Mittwoch, 22. September 2010

DIE LINKE wird die Gesundheitsreform zum Thema in der nächsten Plenardebatte machen

Zum Kabinettsbeschluss der Bundesregierung zur Gesundheitsreform erklärt Marjana Schott, gesundheitspolitische Sprecherin der Fraktion DIE LINKE. im Hessischen Landtag:

„Schwarz-Gelb verfährt in der Gesundheitspolitik wie beim schmutzigen Atom-Deal: Knallhart werden die Interessen einer Mehrheit der Bevölkerung ignoriert und die von mächtigen Lobbys bedient.
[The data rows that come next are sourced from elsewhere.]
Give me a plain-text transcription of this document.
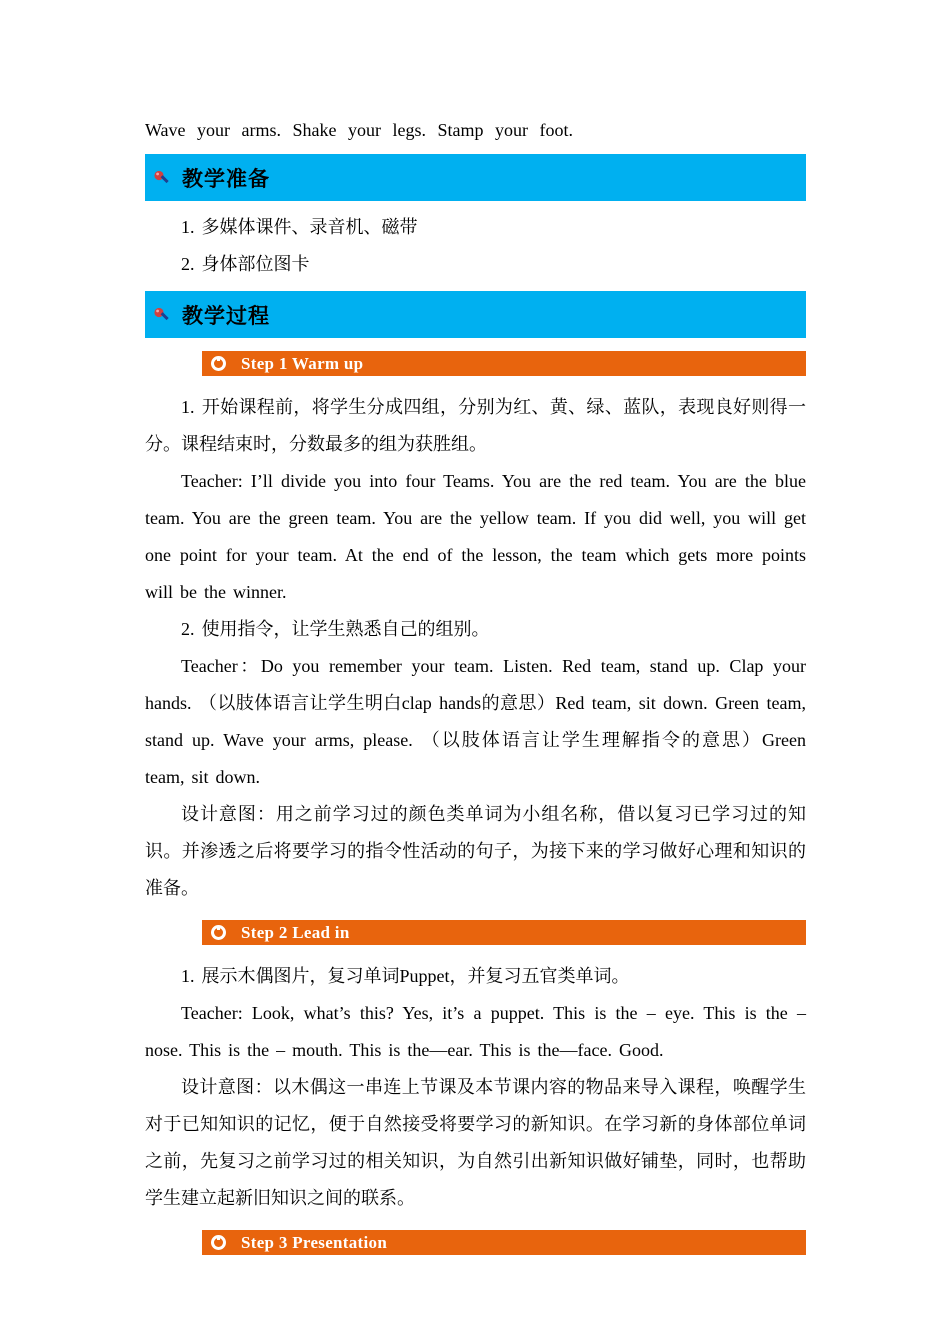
Wave your arms. Shake your legs. Stamp your foot.

教学准备

1. 多媒体课件、录音机、磁带

2. 身体部位图卡

教学过程
Step 1 Warm up

1. 开始课程前，将学生分成四组，分别为红、黄、绿、蓝队，表现良好则得一分。课程结束时，分数最多的组为获胜组。

Teacher: I’ll divide you into four Teams. You are the red team. You are the blue team. You are the green team. You are the yellow team. If you did well, you will get one point for your team. At the end of the lesson, the team which gets more points will be the winner.

2. 使用指令，让学生熟悉自己的组别。

Teacher：Do you remember your team. Listen. Red team, stand up. Clap your hands. （以肢体语言让学生明白clap hands的意思）Red team, sit down. Green team, stand up. Wave your arms, please. （以肢体语言让学生理解指令的意思）Green team, sit down.

设计意图：用之前学习过的颜色类单词为小组名称，借以复习已学习过的知识。并渗透之后将要学习的指令性活动的句子，为接下来的学习做好心理和知识的准备。

Step 2 Lead in

1. 展示木偶图片，复习单词Puppet，并复习五官类单词。

Teacher: Look, what’s this? Yes, it’s a puppet. This is the – eye. This is the – nose. This is the – mouth. This is the—ear. This is the—face. Good.

设计意图：以木偶这一串连上节课及本节课内容的物品来导入课程，唤醒学生对于已知知识的记忆，便于自然接受将要学习的新知识。在学习新的身体部位单词之前，先复习之前学习过的相关知识，为自然引出新知识做好铺垫，同时，也帮助学生建立起新旧知识之间的联系。

Step 3 Presentation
Es verschlimmert die soziale Schieflage im Land, wenn die Arbeitgeberbeiträge bei 7,3% eingefroren werden, Versicherte aber 8,2% zahlen müssen. Damit nicht genug: Zu den bisherigen Mehrbelastungen für die Versicherten – Zuzahlungen und Praxisgebühren – sollen die kassenindividuellen einkommensunabhängigen Zusatzbeiträge kommen. Das führt dauerhaft zu einer einseitigen und wachsenden Belastung. Es ist ein Angriff auf die Versicherten der Gesetzlichen Krankenversicherung und ein weiterer Schritt in Richtung Klassenmedizin."

Die Finanzierungsprobleme der GKV könnten durch die Solidarische Bürgerversicherung, wie sie DIE LINKE fordert, gelöst werden, so Schott. Eine solide Finanzierung sei die Grundlage für eine umfassende Versorgung für alle.

Schott: „Gesundheit ist keine Ware, sondern ein Menschenrecht! DIE LINKE wird das Thema in der nächsten Woche als Setzpunkt in den Landtag einbringen und die Landesregierung zur Ablehnung dieser Reform im Bundesrat auffordern.

Die LINKE unterstützt außerdem die Protestaktionen des DGB, von Attac und anderen Organisationen gegen Sozialabbau sowie Klientelpolitik zugunsten von Atomwirtschaft und anderer einflussreicher Lobbygruppen, um der Bundesregierung das zu bescheren, was sie verdient: einen heißen Herbst."